The performance impact of this change is negligible, and it
results in shorter diffs in about 1.3% of diffs in Git's
history.
Have you got any numbers for the performance change?
I think the premise of this patch is sound, I've left a couple of
comments below as I think we can simplify the code changes.
diff --git a/t/t4071-diff-minimal.sh b/t/t4071-diff-minimal.sh
new file mode 100755
index 0000000000..3ad759dab4
--- /dev/null
+++ b/t/t4071-diff-minimal.sh
@@ -0,0 +1,16 @@
+#!/bin/sh
+
+test_description='minimal diff algorithm'
+
+. ./test-lib.sh
+
+test_expect_success 'minimal diff should not mark changes between changed lines' '
+ printf "x\nx\nx\nx\n" >pre &&
+ printf "x\nx\nx\nA\nB\nC\nD\nx\nE\nF\nG\n" >post &&
+ test_must_fail git diff --no-index \
+ --minimal pre post >diff &&
+ ! grep "+x" diff &&
+ ! grep "-x" diff
+'
Thanks for taking the trouble to add a new test. We have a few test
helper functions which we could use here.

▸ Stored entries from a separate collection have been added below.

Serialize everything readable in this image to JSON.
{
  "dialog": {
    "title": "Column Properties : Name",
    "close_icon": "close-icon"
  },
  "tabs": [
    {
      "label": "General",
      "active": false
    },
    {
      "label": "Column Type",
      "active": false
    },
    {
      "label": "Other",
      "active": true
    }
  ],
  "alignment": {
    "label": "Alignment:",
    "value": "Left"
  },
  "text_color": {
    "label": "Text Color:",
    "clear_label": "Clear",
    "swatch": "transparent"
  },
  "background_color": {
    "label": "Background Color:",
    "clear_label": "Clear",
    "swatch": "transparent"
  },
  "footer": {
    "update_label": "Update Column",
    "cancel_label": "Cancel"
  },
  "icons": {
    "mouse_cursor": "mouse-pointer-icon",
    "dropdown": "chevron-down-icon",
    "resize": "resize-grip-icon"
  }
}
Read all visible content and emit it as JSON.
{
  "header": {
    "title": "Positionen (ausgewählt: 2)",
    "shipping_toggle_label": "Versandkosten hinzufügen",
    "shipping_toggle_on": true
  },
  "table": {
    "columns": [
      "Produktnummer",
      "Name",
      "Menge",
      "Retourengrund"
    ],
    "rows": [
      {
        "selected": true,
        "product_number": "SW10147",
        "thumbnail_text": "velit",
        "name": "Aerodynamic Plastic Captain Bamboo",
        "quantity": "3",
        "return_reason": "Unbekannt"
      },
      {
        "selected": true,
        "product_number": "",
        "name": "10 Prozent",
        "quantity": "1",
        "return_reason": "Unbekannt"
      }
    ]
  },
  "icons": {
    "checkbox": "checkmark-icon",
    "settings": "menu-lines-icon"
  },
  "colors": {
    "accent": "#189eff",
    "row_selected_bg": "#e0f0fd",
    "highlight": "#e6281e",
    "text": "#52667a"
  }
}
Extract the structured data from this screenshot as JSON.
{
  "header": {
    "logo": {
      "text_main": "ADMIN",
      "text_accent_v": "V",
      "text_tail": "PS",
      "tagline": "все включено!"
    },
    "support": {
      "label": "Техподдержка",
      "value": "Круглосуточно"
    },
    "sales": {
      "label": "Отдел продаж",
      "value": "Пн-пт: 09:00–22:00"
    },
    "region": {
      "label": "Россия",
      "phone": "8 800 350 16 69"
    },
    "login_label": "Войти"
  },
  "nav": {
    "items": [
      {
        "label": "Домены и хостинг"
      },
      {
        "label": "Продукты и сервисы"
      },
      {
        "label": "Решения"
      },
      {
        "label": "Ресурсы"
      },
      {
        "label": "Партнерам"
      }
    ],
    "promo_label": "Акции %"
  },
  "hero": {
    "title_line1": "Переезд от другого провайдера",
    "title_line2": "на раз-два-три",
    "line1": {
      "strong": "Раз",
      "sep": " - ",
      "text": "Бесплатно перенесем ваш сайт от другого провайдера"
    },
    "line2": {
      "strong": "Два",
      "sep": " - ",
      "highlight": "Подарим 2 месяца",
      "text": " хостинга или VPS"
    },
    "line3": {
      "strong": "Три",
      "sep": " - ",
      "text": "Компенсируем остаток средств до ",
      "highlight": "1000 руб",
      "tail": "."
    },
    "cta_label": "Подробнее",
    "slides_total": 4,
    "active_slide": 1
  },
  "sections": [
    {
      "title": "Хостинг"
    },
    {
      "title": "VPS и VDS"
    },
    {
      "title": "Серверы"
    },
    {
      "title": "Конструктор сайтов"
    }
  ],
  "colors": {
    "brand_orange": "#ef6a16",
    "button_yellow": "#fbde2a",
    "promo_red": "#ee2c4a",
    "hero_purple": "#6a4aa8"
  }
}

test_write_lines x x x x >pre &&
test_write_lines x x x A B C D x E F G >post &&
test_expect_code 1 git diff --no-index --minimal pre post >diff &&
test_grep ! ^[-+]x diff
test_expect_code ensures that the non-zero exit code is from the files
not matching rather than another error like an invalid option or missing
file. test_grep will display the file if there are matches which helps
when debugging test failures.
> [...]> -static int xdl_cleanup_records(xdlclassifier_t *cf, xdfile_t
*xdf1, xdfile_t *xdf2) {
+static int xdl_cleanup_records(xdlclassifier_t *cf, xdfile_t *xdf1,
+ xdfile_t *xdf2, int need_min) {
long i, nm, nreff, mlim;
xrecord_t **recs;
xdlclass_t *rcrec;
@@ -379,7 +383,7 @@ static int xdl_cleanup_records(xdlclassifier_t *cf, xdfile_t *xdf1, xdfile_t *xd
xdlclassifier_t carries a copy of the flag that were interested in so I
think at the start of xdl_cleanup_records we can add
int need_min = !!(cf->flags & XDF_NEED_MINIMAL);
and then we don't need to change the signature.

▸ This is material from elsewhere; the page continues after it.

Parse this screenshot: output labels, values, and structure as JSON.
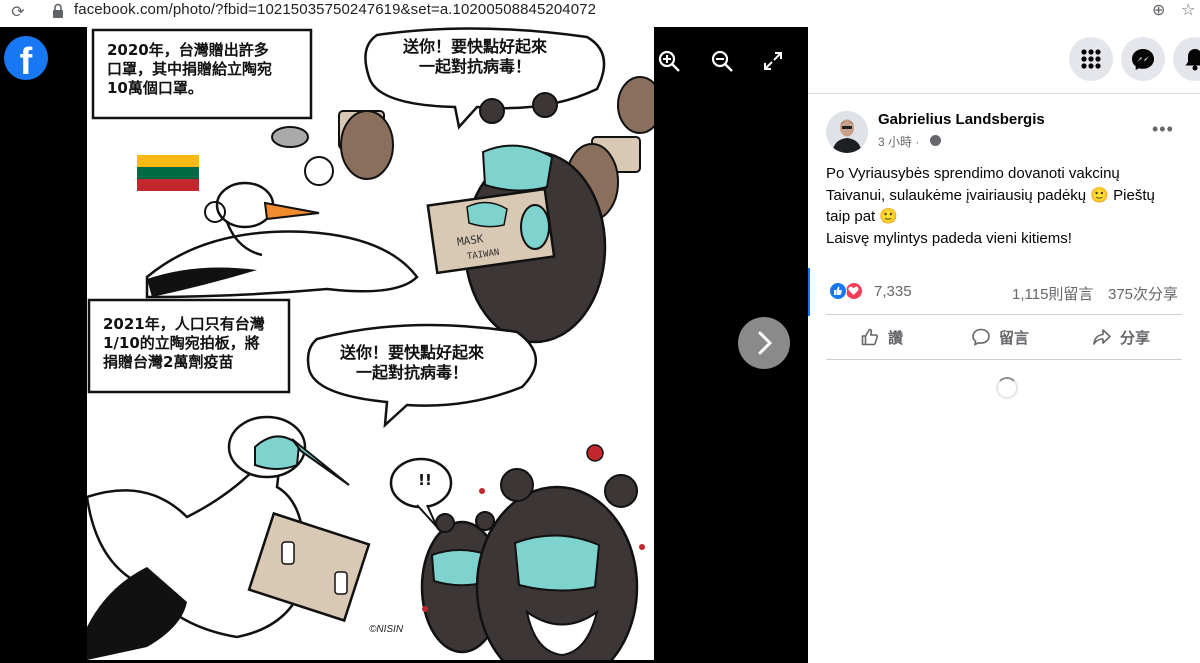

for (i = xdf1->dstart, recs = &xdf1->recs[xdf1->dstart]; i <= xdf1->dend; i++, recs++) {
rcrec = cf->rcrecs[(*recs)->ha];
nm = rcrec ? rcrec->len2 : 0;
- dis1[i] = (nm == 0) ? 0: (nm >= mlim) ? 2: 1;
+ dis1[i] = (nm == 0) ? 0: (nm >= mlim && !need_min) ? 2: 1;
If we want a minimal diff then we force dis1[i] to be 1 so that this
line will never be marked as changed before searching for the longest
common sequence. Well spotted.
Best Wishes
Phillip
}
if ((mlim = xdl_bogosqrt(xdf2->nrec)) > XDL_MAX_EQLIMIT)

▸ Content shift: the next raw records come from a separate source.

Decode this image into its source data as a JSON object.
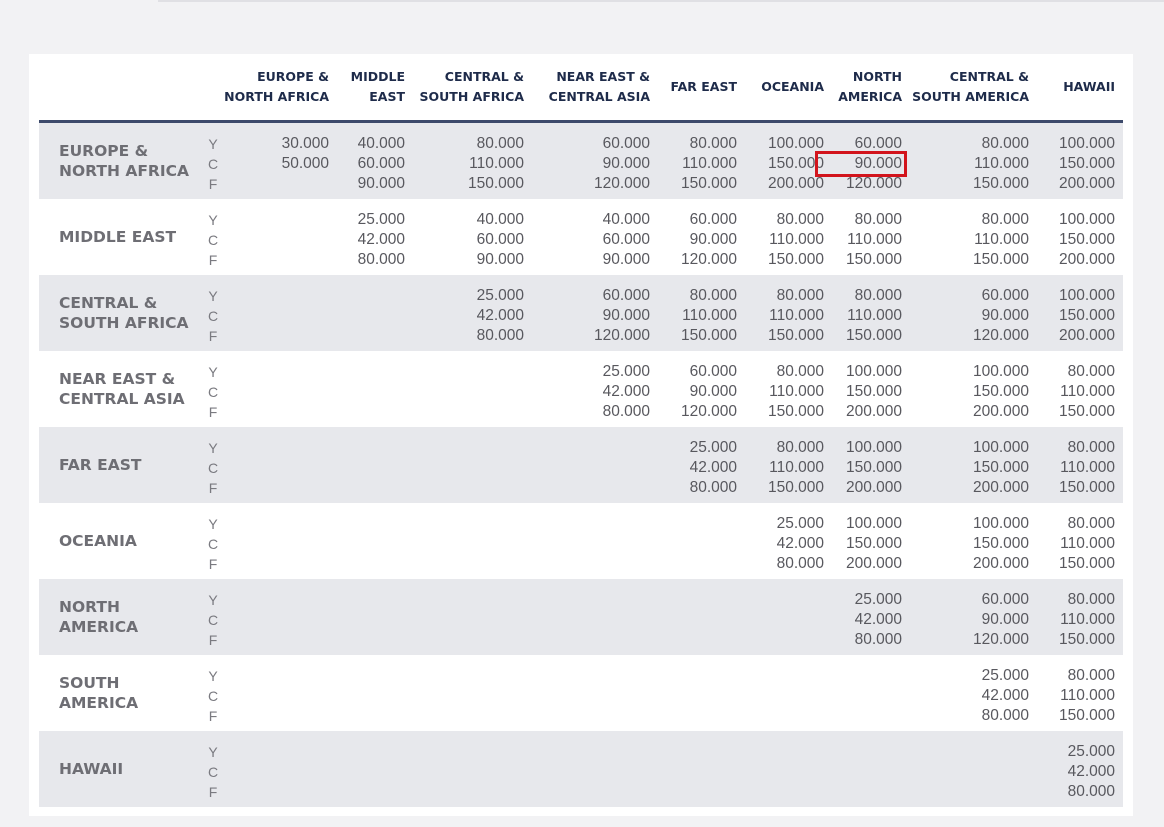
{
  "columns": [
    "EUROPE &\nNORTH AFRICA",
    "MIDDLE\nEAST",
    "CENTRAL &\nSOUTH AFRICA",
    "NEAR EAST &\nCENTRAL ASIA",
    "FAR EAST",
    "OCEANIA",
    "NORTH\nAMERICA",
    "CENTRAL &\nSOUTH AMERICA",
    "HAWAII"
  ],
  "classes": [
    "Y",
    "C",
    "F"
  ],
  "highlight": {
    "row": 0,
    "col": 6,
    "cls": 1,
    "color": "#d2141c"
  },
  "rows": [
    {
      "label": "EUROPE &\nNORTH AFRICA",
      "values": [
        [
          "30.000",
          "50.000",
          ""
        ],
        [
          "40.000",
          "60.000",
          "90.000"
        ],
        [
          "80.000",
          "110.000",
          "150.000"
        ],
        [
          "60.000",
          "90.000",
          "120.000"
        ],
        [
          "80.000",
          "110.000",
          "150.000"
        ],
        [
          "100.000",
          "150.000",
          "200.000"
        ],
        [
          "60.000",
          "90.000",
          "120.000"
        ],
        [
          "80.000",
          "110.000",
          "150.000"
        ],
        [
          "100.000",
          "150.000",
          "200.000"
        ]
      ]
    },
    {
      "label": "MIDDLE EAST",
      "values": [
        null,
        [
          "25.000",
          "42.000",
          "80.000"
        ],
        [
          "40.000",
          "60.000",
          "90.000"
        ],
        [
          "40.000",
          "60.000",
          "90.000"
        ],
        [
          "60.000",
          "90.000",
          "120.000"
        ],
        [
          "80.000",
          "110.000",
          "150.000"
        ],
        [
          "80.000",
          "110.000",
          "150.000"
        ],
        [
          "80.000",
          "110.000",
          "150.000"
        ],
        [
          "100.000",
          "150.000",
          "200.000"
        ]
      ]
    },
    {
      "label": "CENTRAL &\nSOUTH AFRICA",
      "values": [
        null,
        null,
        [
          "25.000",
          "42.000",
          "80.000"
        ],
        [
          "60.000",
          "90.000",
          "120.000"
        ],
        [
          "80.000",
          "110.000",
          "150.000"
        ],
        [
          "80.000",
          "110.000",
          "150.000"
        ],
        [
          "80.000",
          "110.000",
          "150.000"
        ],
        [
          "60.000",
          "90.000",
          "120.000"
        ],
        [
          "100.000",
          "150.000",
          "200.000"
        ]
      ]
    },
    {
      "label": "NEAR EAST &\nCENTRAL ASIA",
      "values": [
        null,
        null,
        null,
        [
          "25.000",
          "42.000",
          "80.000"
        ],
        [
          "60.000",
          "90.000",
          "120.000"
        ],
        [
          "80.000",
          "110.000",
          "150.000"
        ],
        [
          "100.000",
          "150.000",
          "200.000"
        ],
        [
          "100.000",
          "150.000",
          "200.000"
        ],
        [
          "80.000",
          "110.000",
          "150.000"
        ]
      ]
    },
    {
      "label": "FAR EAST",
      "values": [
        null,
        null,
        null,
        null,
        [
          "25.000",
          "42.000",
          "80.000"
        ],
        [
          "80.000",
          "110.000",
          "150.000"
        ],
        [
          "100.000",
          "150.000",
          "200.000"
        ],
        [
          "100.000",
          "150.000",
          "200.000"
        ],
        [
          "80.000",
          "110.000",
          "150.000"
        ]
      ]
    },
    {
      "label": "OCEANIA",
      "values": [
        null,
        null,
        null,
        null,
        null,
        [
          "25.000",
          "42.000",
          "80.000"
        ],
        [
          "100.000",
          "150.000",
          "200.000"
        ],
        [
          "100.000",
          "150.000",
          "200.000"
        ],
        [
          "80.000",
          "110.000",
          "150.000"
        ]
      ]
    },
    {
      "label": "NORTH\nAMERICA",
      "values": [
        null,
        null,
        null,
        null,
        null,
        null,
        [
          "25.000",
          "42.000",
          "80.000"
        ],
        [
          "60.000",
          "90.000",
          "120.000"
        ],
        [
          "80.000",
          "110.000",
          "150.000"
        ]
      ]
    },
    {
      "label": "SOUTH\nAMERICA",
      "values": [
        null,
        null,
        null,
        null,
        null,
        null,
        null,
        [
          "25.000",
          "42.000",
          "80.000"
        ],
        [
          "80.000",
          "110.000",
          "150.000"
        ]
      ]
    },
    {
      "label": "HAWAII",
      "values": [
        null,
        null,
        null,
        null,
        null,
        null,
        null,
        null,
        [
          "25.000",
          "42.000",
          "80.000"
        ]
      ]
    }
  ]
}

@@ -387,7 +391,7 @@ static int xdl_cleanup_records(xdlclassifier_t *cf, xdfile_t *xdf1, xdfile_t *xd
for (i = xdf2->dstart, recs = &xdf2->recs[xdf2->dstart]; i <= xdf2->dend; i++, recs++) {
rcrec = cf->rcrecs[(*recs)->ha];
nm = rcrec ? rcrec->len1 : 0;
- dis2[i] = (nm == 0) ? 0: (nm >= mlim) ? 2: 1;
+ dis2[i] = (nm == 0) ? 0: (nm >= mlim && !need_min) ? 2: 1;
}
for (nreff = 0, i = xdf1->dstart, recs = &xdf1->recs[xdf1->dstart];
@@ -449,10 +453,10 @@ static int xdl_trim_ends(xdfile_t *xdf1, xdfile_t *xdf2) {
}
-static int xdl_optimize_ctxs(xdlclassifier_t *cf, xdfile_t *xdf1, xdfile_t *xdf2) {
-
+static int xdl_optimize_ctxs(xdlclassifier_t *cf, xdfile_t *xdf1,
+ xdfile_t *xdf2, int need_min) {
if (xdl_trim_ends(xdf1, xdf2) < 0 ||
- xdl_cleanup_records(cf, xdf1, xdf2) < 0) {
+ xdl_cleanup_records(cf, xdf1, xdf2, need_min) < 0) {
return -1;
}
base-commit: f65182a99e545d2f2bc22e6c1c2da192133b16a3